Fire salts that produce colored flames contain heavy metals. Candle-shaped bubbling lights contain a chemical that can cause liver and kidney damage if a bulb is broken and its contents ingested.
Seasonal plants, such as poinsettia, ivy, holly, boxwood, mistletoe and Jerusalem cherry, also are poisonous. Needles from the tree can irritate the mouth and lodge in the windpipe. Christmas cactus, Christmas palms and Christmas orchids are all safe.

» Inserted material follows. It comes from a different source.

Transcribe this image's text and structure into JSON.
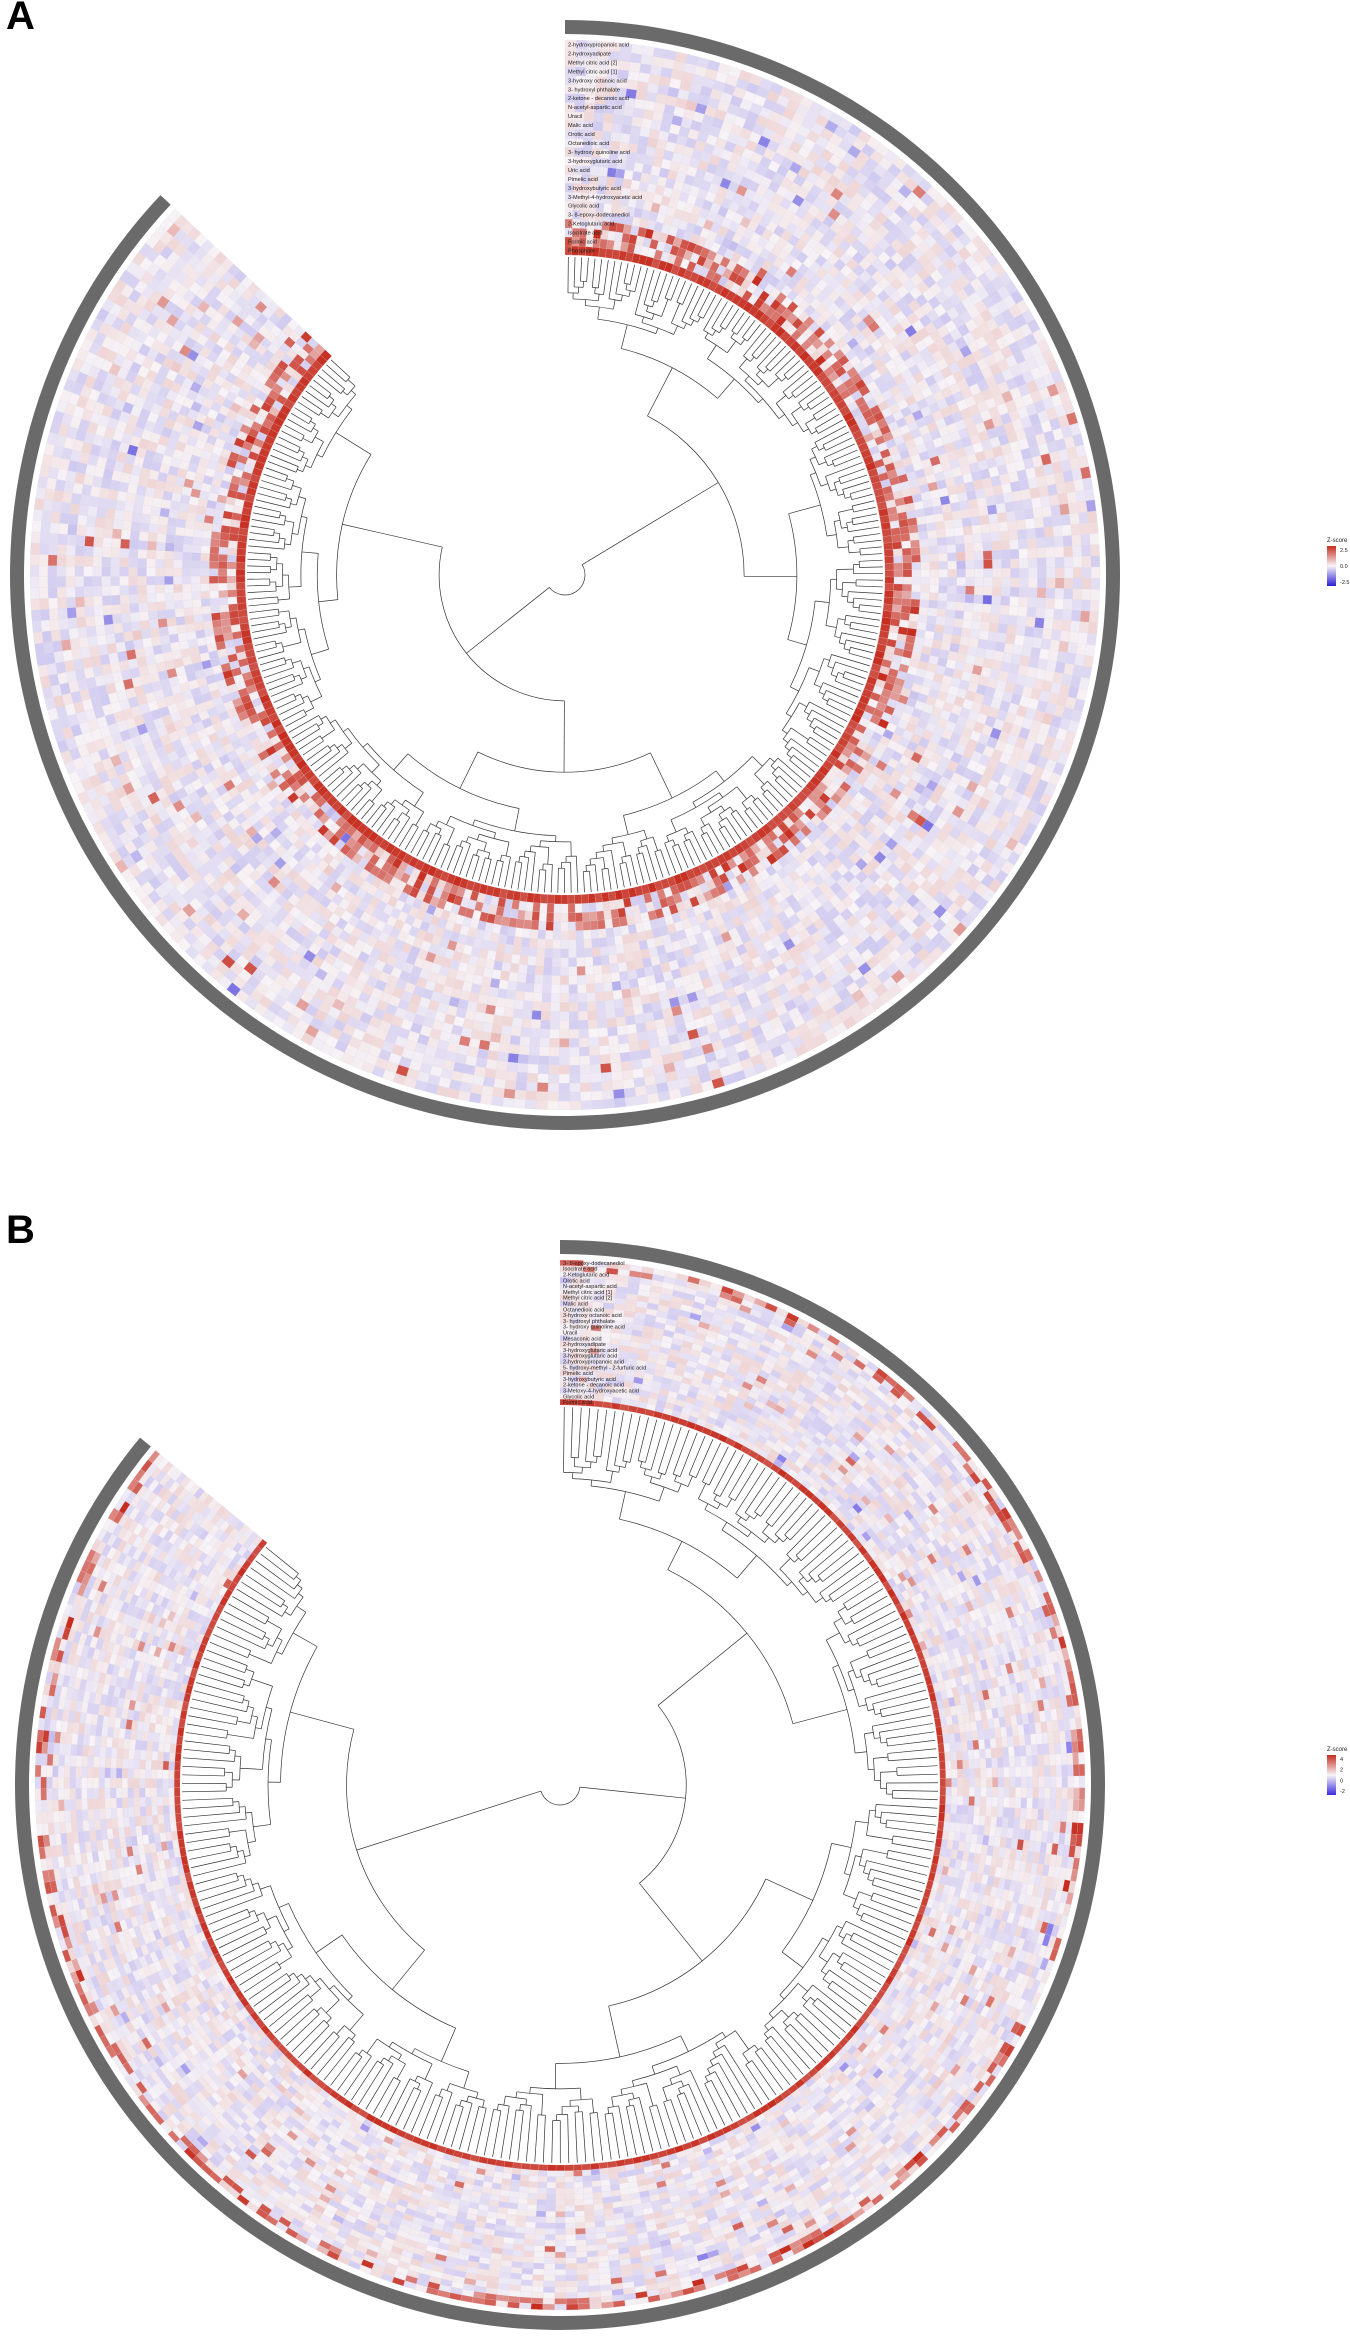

While not poisonous, other decorations can cause choking or respiratory problems. Artificial snow spray and flocking can irritate respiratory problems, such as asthma. Uninflated balloons can be swallowed — blocking the windpipe and suffocating a child — and inflated ones that burst can send tiny fragments that can be swallowed or inhaled. Ornaments can break or splinter, as well as be swallowed or chewed on. Avoid using decorations that look like food or candy.
PARTIES AND PRESENTS
Don’t leave bite-sized snacks, such as nuts, grapes, and hard candies, in the reach of children; they can cause choking. Dump ashtrays and unfinished drinks as soon as the party’s over. Otherwise, your child could wake up early and consume cigarette butts or become intoxicated on a leftover alcoholic beverage without your knowledge.
Toddlers may be tempted to swallow the tiny batteries used in calculators, watches and cameras, so keep an eye out for them. Don’t leave opened presents under the tree, where little ones may drink perfumes, aftershaves or gifts of liquor. If your child swallows something, contact the Drug and Poison Information Center.
Stress from the holiday whirl can take its toll on your kids, both physically and emotionally. If you’re so busy that you become distracted, you may leave hazards around the house that can cause injuries. If you wear out yourself and your child with shopping and parties, you both can be susceptible to illness. And if you’re stressed out, your children may begin to feel depressed or ignored.
One way to reduce your holiday stress is to call on your kids for help. Let them make their own wrapping paper by taping or pasting their crayon masterpieces you’ve saved onto colored paper. Use sequins, macaroni, buttons and other items to make cards or gift wrap. (Supervise this activity carefully to make sure nothing inedible is swallowed.)
The holiday season should be a family celebration, so don’t get so caught up in other preparations that you neglect spending time with your kids. Make family time a continuing gift: When grandparents and others ask for ideas for children’s presents, suggest games your family can play together year-round.